All in all, I'm a little confused as to the exact value this release brings, other than some better support for M$ based content environments.
It is indeed vague, and since their site is thoroughly slashdotted right now, it will remain so if and until I remember to check it out later.
Support for MS document formats is, however, a pretty big deal. If I had a dollar for every time an OSS solution was rejected in my workplace because it didn't support MS docs, I'd have enough money to buy a legitimate copy of Windows XP. Some people regard playing nice with MS software to be some kind of impurity or treason, but as a practical matter, it provides for easy inroads to business environments.

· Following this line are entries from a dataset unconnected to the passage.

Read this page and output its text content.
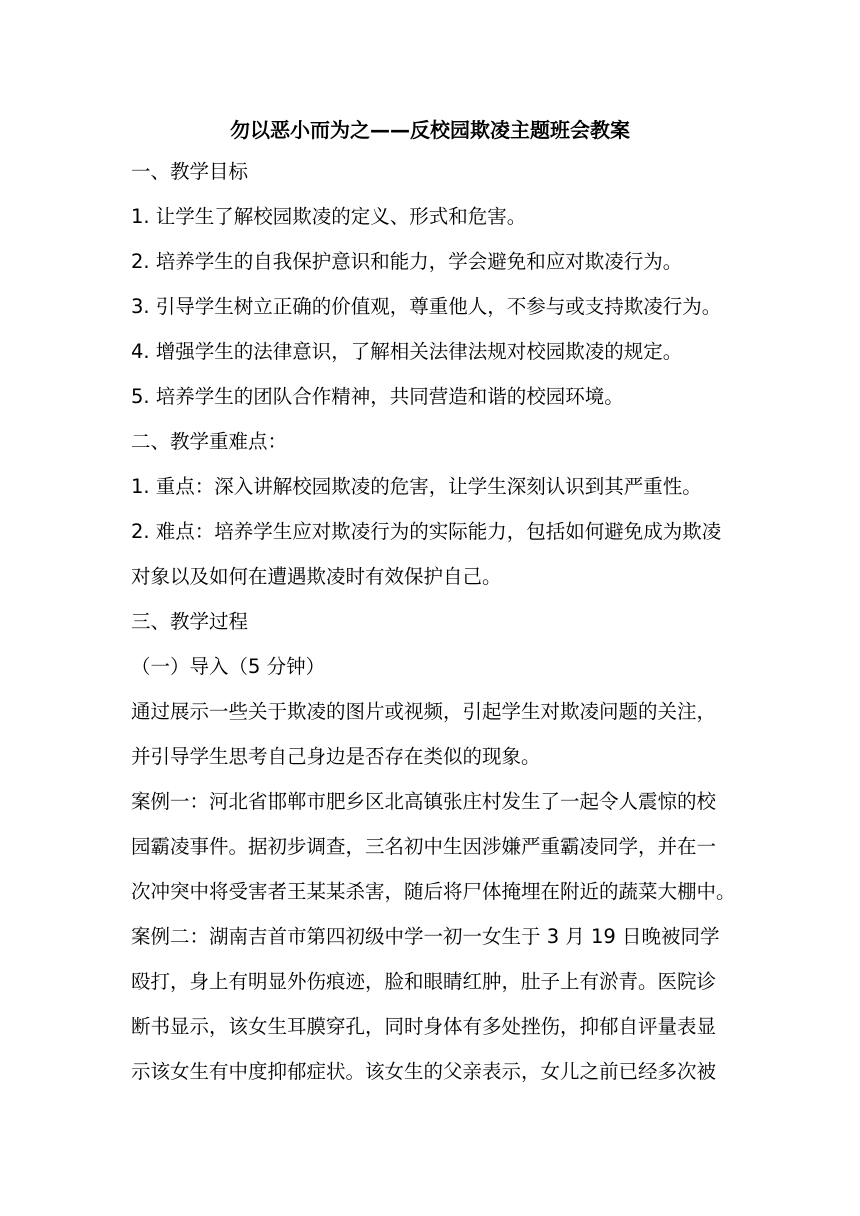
勿以恶小而为之——反校园欺凌主题班会教案
一、教学目标
1. 让学生了解校园欺凌的定义、形式和危害。
2. 培养学生的自我保护意识和能力，学会避免和应对欺凌行为。
3. 引导学生树立正确的价值观，尊重他人，不参与或支持欺凌行为。
4. 增强学生的法律意识，了解相关法律法规对校园欺凌的规定。
5. 培养学生的团队合作精神，共同营造和谐的校园环境。
二、教学重难点：
1. 重点：深入讲解校园欺凌的危害，让学生深刻认识到其严重性。
2. 难点：培养学生应对欺凌行为的实际能力，包括如何避免成为欺凌
对象以及如何在遭遇欺凌时有效保护自己。
三、教学过程
（一）导入（5 分钟）
通过展示一些关于欺凌的图片或视频，引起学生对欺凌问题的关注，
并引导学生思考自己身边是否存在类似的现象。
案例一：河北省邯郸市肥乡区北高镇张庄村发生了一起令人震惊的校
园霸凌事件。据初步调查，三名初中生因涉嫌严重霸凌同学，并在一
次冲突中将受害者王某某杀害，随后将尸体掩埋在附近的蔬菜大棚中。
案例二：湖南吉首市第四初级中学一初一女生于 3 月 19 日晚被同学
殴打，身上有明显外伤痕迹，脸和眼睛红肿，肚子上有淤青。医院诊
断书显示，该女生耳膜穿孔，同时身体有多处挫伤，抑郁自评量表显
示该女生有中度抑郁症状。该女生的父亲表示，女儿之前已经多次被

Proud member of the Weirdo-American community.
Plone supports them. You can add doc files to plone and it can extract all the data, catalog it, index it, and make it searchable. If you choose a open, non-proprietary format like ODF it can even show it to you as HTML.
I guess I am one of those people who don't see the point of building a wiki that consists of uploading DOC files. It defeats the purpose of a wiki in the first place. At that point it's a CMS and virtually every CMS will let you upload documents of any type.
evil is as evil does
And the number of comments shows it. 30 comments after 6 hours on the main page? That must be a new low. Sorry ScuttleMonkey, but hang your head in shame.